Es precisamente a su madre a quien Ana dedica una de sus obras más hermosas y conmovedoras titulada “Boceto para la construcción de un paisaje”, en la que retoma la pintura con una serie de dibujos gigantes en carbonilla que reflejan la belleza y la exuberancia del paisaje que rodea a la laguna mexicana de Zempoala, el lugar que la artista y su hermana eligen veinte años antes para arrojar sus cenizas.
Quizás toda la obra de Ana Gallardo pueda ser pensada como un gran homenaje a su madre. Finalmente, y con muchas dificultades, ella logra hacer de su vida -y de su obra- lo que su madre intenta sin éxito en los años cincuenta. Cuando le comento mi teoría, no le gusta mucho la idea de homenaje y tiene razón: “No sé si es homenaje, porque es solemne la actitud. Para mí es una relación con el vacío. Una construcción de género. En ese vacío, investigué esa ausencia y descubrí el feminismo, la violencia social. Ese vacío me hizo indagar sobre cosas que de otra manera no hubiera sabido. Descubrir la violencia de género a través de un cadáver, de la muerte de mi madre”.
También me cuenta que está trabajando en un proyecto basado en unas cartas escritas por su madre que tenía guardadas un amigo de su padre. En esas cartas, Gallardo encuentra puntos de imbricación entre las dos. “Estoy pintando sus pinturas, comencé a mirar su obra y a tratar de hacer cuadros, a copiarla. Voy a hacer una exposición donde voy a mostrar sus trabajos y los míos con respecto a ella. Estoy haciendo un video. leyendo esas cartas, en unas perfos que voy a hacer. Estoy trabajando un poco alrededor de eso, la idea de que en este momento histórico se le da visibilidad a artistas que fueron invisibilizadas por el patriarcado en el arte.”
En una instalación sin título del 2012, con sólo dos elementos presenta una de las obra más explícitas y descarnadas.
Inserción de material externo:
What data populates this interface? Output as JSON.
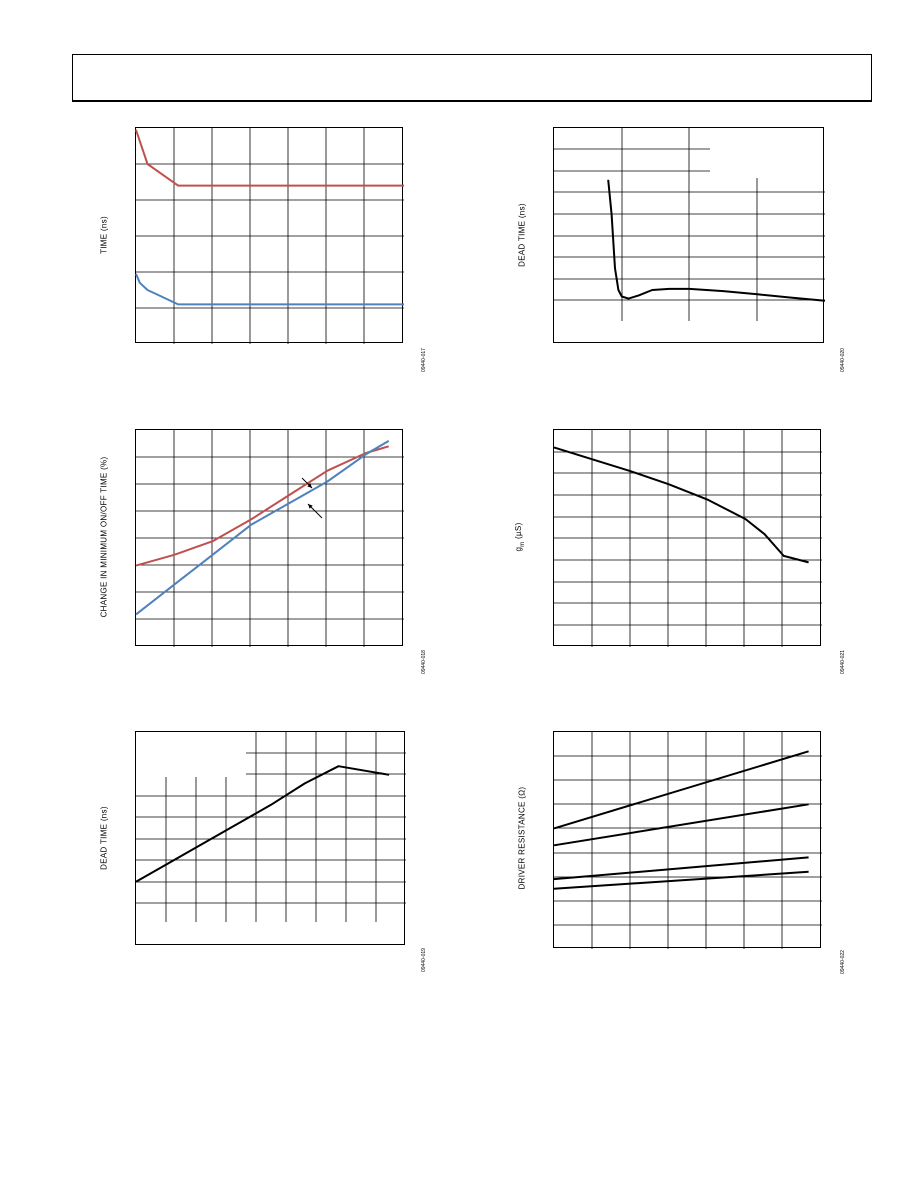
{
  "page": {
    "header": ""
  },
  "charts": [
    {
      "id": "c1",
      "ylabel": "TIME (ns)",
      "figure_id": "09440-017"
    },
    {
      "id": "c2",
      "ylabel": "DEAD TIME (ns)",
      "figure_id": "09440-020"
    },
    {
      "id": "c3",
      "ylabel": "CHANGE IN MINIMUM ON/OFF TIME (%)",
      "figure_id": "09440-018"
    },
    {
      "id": "c4",
      "ylabel_main": "g",
      "ylabel_sub": "m",
      "ylabel_rest": " (µS)",
      "figure_id": "09440-021"
    },
    {
      "id": "c5",
      "ylabel": "DEAD TIME (ns)",
      "figure_id": "09440-019"
    },
    {
      "id": "c6",
      "ylabel": "DRIVER RESISTANCE (Ω)",
      "figure_id": "09440-022"
    }
  ],
  "colors": {
    "red": "#c0504d",
    "blue": "#4f81bd",
    "black": "#000000"
  },
  "chart_data": [
    {
      "type": "line",
      "ylabel": "TIME (ns)",
      "xlim": [
        0,
        7
      ],
      "ylim": [
        0,
        6
      ],
      "series": [
        {
          "color": "#c0504d",
          "x": [
            0,
            0.3,
            0.7,
            1.1,
            7
          ],
          "y": [
            5.95,
            5.0,
            4.7,
            4.4,
            4.4
          ]
        },
        {
          "color": "#4f81bd",
          "x": [
            0,
            0.1,
            0.3,
            0.6,
            1.1,
            7
          ],
          "y": [
            1.95,
            1.7,
            1.5,
            1.35,
            1.1,
            1.1
          ]
        }
      ]
    },
    {
      "type": "line",
      "ylabel": "DEAD TIME (ns)",
      "xlim": [
        0,
        4
      ],
      "ylim": [
        0,
        10
      ],
      "series": [
        {
          "color": "#000000",
          "x": [
            0.8,
            0.85,
            0.9,
            0.95,
            1.0,
            1.1,
            1.25,
            1.45,
            1.7,
            2.0,
            2.5,
            3.0,
            3.5,
            4.0
          ],
          "y": [
            7.6,
            6.0,
            3.5,
            2.5,
            2.2,
            2.1,
            2.25,
            2.5,
            2.55,
            2.55,
            2.45,
            2.3,
            2.15,
            2.0
          ]
        }
      ]
    },
    {
      "type": "line",
      "ylabel": "CHANGE IN MINIMUM ON/OFF TIME (%)",
      "xlim": [
        0,
        7
      ],
      "ylim": [
        0,
        8
      ],
      "series": [
        {
          "color": "#c0504d",
          "x": [
            0,
            1,
            2,
            3,
            4,
            5,
            6,
            6.6
          ],
          "y": [
            3.0,
            3.4,
            3.9,
            4.7,
            5.6,
            6.5,
            7.15,
            7.4
          ]
        },
        {
          "color": "#4f81bd",
          "x": [
            0,
            1,
            2,
            3,
            4,
            5,
            6,
            6.6
          ],
          "y": [
            1.2,
            2.3,
            3.4,
            4.5,
            5.3,
            6.1,
            7.1,
            7.6
          ]
        }
      ]
    },
    {
      "type": "line",
      "ylabel": "gm (µS)",
      "xlim": [
        0,
        7
      ],
      "ylim": [
        0,
        10
      ],
      "series": [
        {
          "color": "#000000",
          "x": [
            0,
            1,
            2,
            3,
            4,
            5,
            5.5,
            6,
            6.65
          ],
          "y": [
            9.2,
            8.65,
            8.1,
            7.5,
            6.8,
            5.9,
            5.2,
            4.2,
            3.9
          ]
        }
      ]
    },
    {
      "type": "line",
      "ylabel": "DEAD TIME (ns)",
      "xlim": [
        0,
        8
      ],
      "ylim": [
        0,
        10
      ],
      "series": [
        {
          "color": "#000000",
          "x": [
            0,
            1,
            2,
            3,
            4,
            5,
            6,
            7.5
          ],
          "y": [
            3.0,
            3.9,
            4.8,
            5.7,
            6.6,
            7.6,
            8.4,
            8.0
          ]
        }
      ]
    },
    {
      "type": "line",
      "ylabel": "DRIVER RESISTANCE (Ω)",
      "xlim": [
        0,
        7
      ],
      "ylim": [
        0,
        9
      ],
      "series": [
        {
          "color": "#000000",
          "x": [
            0,
            6.65
          ],
          "y": [
            5.0,
            8.2
          ]
        },
        {
          "color": "#000000",
          "x": [
            0,
            6.65
          ],
          "y": [
            4.3,
            6.0
          ]
        },
        {
          "color": "#000000",
          "x": [
            0,
            6.65
          ],
          "y": [
            2.9,
            3.8
          ]
        },
        {
          "color": "#000000",
          "x": [
            0,
            6.65
          ],
          "y": [
            2.5,
            3.2
          ]
        }
      ]
    }
  ]
}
En la sala hay una silla sobre la que descansa un cuaderno abierto con un texto. “Lo escribí -me cuenta Gallardo- como si fuera un acto desesperado de una niña y mi intención con esa pieza era que la gente se sentara a leer el cuentito y, de alguna manera, tomar el lugar de mi madre al sentarse, ese lugar de empatía”.
El cuento, que muy pronto volverá a estar al alcance de otros lectores en una muestra en España, dice así: “El día que menstrué por primera vez mi papá me dijo que a mi mamá no le gustaba coger. Él decía que era frígida o lesbiana o que tenía relaciones con su hermana cuando la visitaba de España. Dijo que pudo coger dos veces con mi mamá. Una fue en el barco Eugenio C cuando venían a la Argentina; luego, poco a poco ella se fue poniendo muy triste, fue entristeciendo seguro, no se sabe por qué. Mi papá la llevó a un psiquiatra que le dio algunas pastillas de la época, pero seguía sin el gusto por coger. El psiquiatra le dijo a mi papá que tal vez era mejor embarazarla, un hijo la retendría en la vida, porque parece que ella no tenía muchas ganas de vivir. Entonces, decía mi papá que fueron a un congreso de poetas en Uruguay; él era poeta y la llevó un día a pasear por un lugar natural y decía que debajo de un árbol la violó, porque era la única manera de dejarla embarazada. Mi papá decía que después, durante un tiempo, mi mamá guardaba en el roperito del baño sus toallas con menstruación, tal vez para retener un hilo de vida que se le escapaba por la concha”.
Así descubre Ana Gallardo los rastros de violencia que signan el origen de su vida. Y, el de su obra.